Юрий Андреевич не стал тогда спорить. Теперь и, пожалуй, навсегда он – Эрих. Человек без родины, решивший начать жизнь сначала. Правда, через пару лет после того разговора и он, и редактор вынуждены были упаковать чемоданы и покинуть отторгнутый от рейха Воль-вый город Данциг. Сбылась мечта Лешека Кричевского – хотя Данциг еще не стал Гданьском, но на картах Европы появилось большое зеленое пятно с гордым именем «Польша».
* * *
«Фоссише цайтунг», где вот уже много лет работал политический обозреватель Эрих Белов, была старейшей газетой Германии. Либерализм этого известного на весь мир издания и то, что им по-прежнему владели евреи, конечно же, не могли не сыграть в его грядущей судьбе и в судьбе многих его сотрудников роковой роли. Стремительно надвигался тридцать третий год.

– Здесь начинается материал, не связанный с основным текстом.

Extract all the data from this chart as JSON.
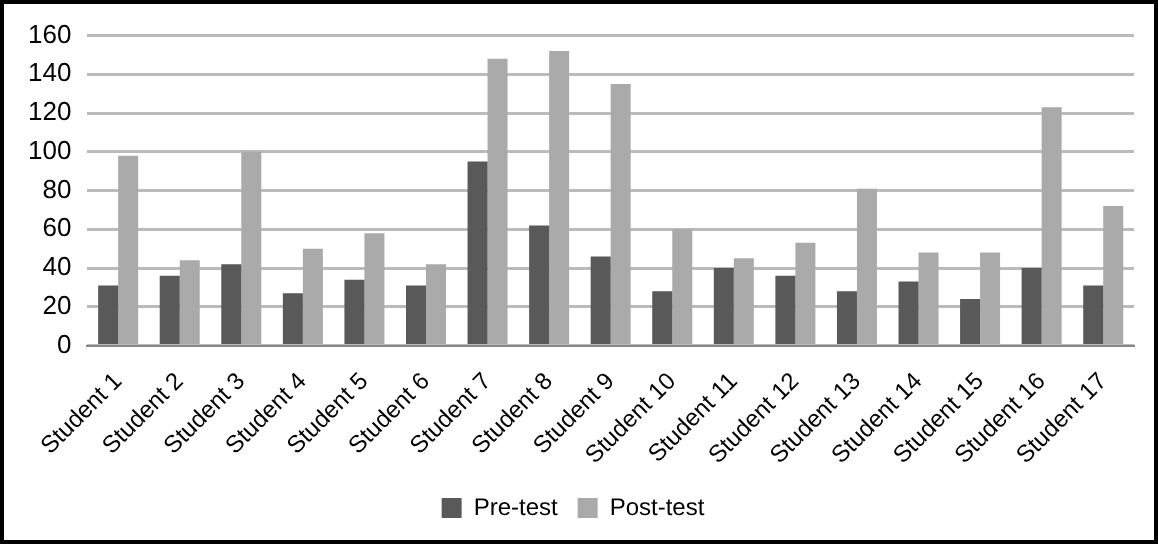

Однажды поздним прохладным вечером, выйдя на балкон своей нюрнбергской квартиры, Эрих увидел трепещущие красные сполохи, подсвечивавшие снизу легкие ночные облачка. Издали доносился шипящий рокочущий звук, словно на невидимые скалы накатывались волны далекого, но мощного прибоя.
Он прислушался.
«Хайль!» – ревела стотысячная толпа Звук постепенно приближался. Теперь это был мерный шаг, словно шли войска.
Он закурил и стал ждать.
Прошло минут двадцать, и наконец природа таинственного света стала окончательно ясна. Стена одного из домов неподалеку вдруг начала озаряться. С криком взлетели испуганные птицы. Эрих увидел, как поток огненной лавы, заворачивая в его сторону, вливается из устья примыкающей улицы.
Зазвякали стекла распахиваемых окон. На балконы выходили оживленные люди, на ходу набрасывая на плечи халаты. Огненная река текла прямо под ними, и они уже ощущали жар тысяч ее факелов.
Эрих вспомнил тогда другую ночь – тридцатого января двадцать шестого года. Он стоял на пронизывающем ветру перед освещенным прожекторами Кельнским собором и не замечал холода. Он снова был во власти общего настроения, как и летом четырнадцатого на Дворцовой площади Петрограда. И теперь играл духовой оркестр и ликовала толпа. Днем даже отменили занятия в школах. Но на этот раз мимо него шли англо-бельгийские солдаты. Они покидали левобережную часть Кельна, оккупированную вместе со всей Рейнской областью вот уже более семи лет.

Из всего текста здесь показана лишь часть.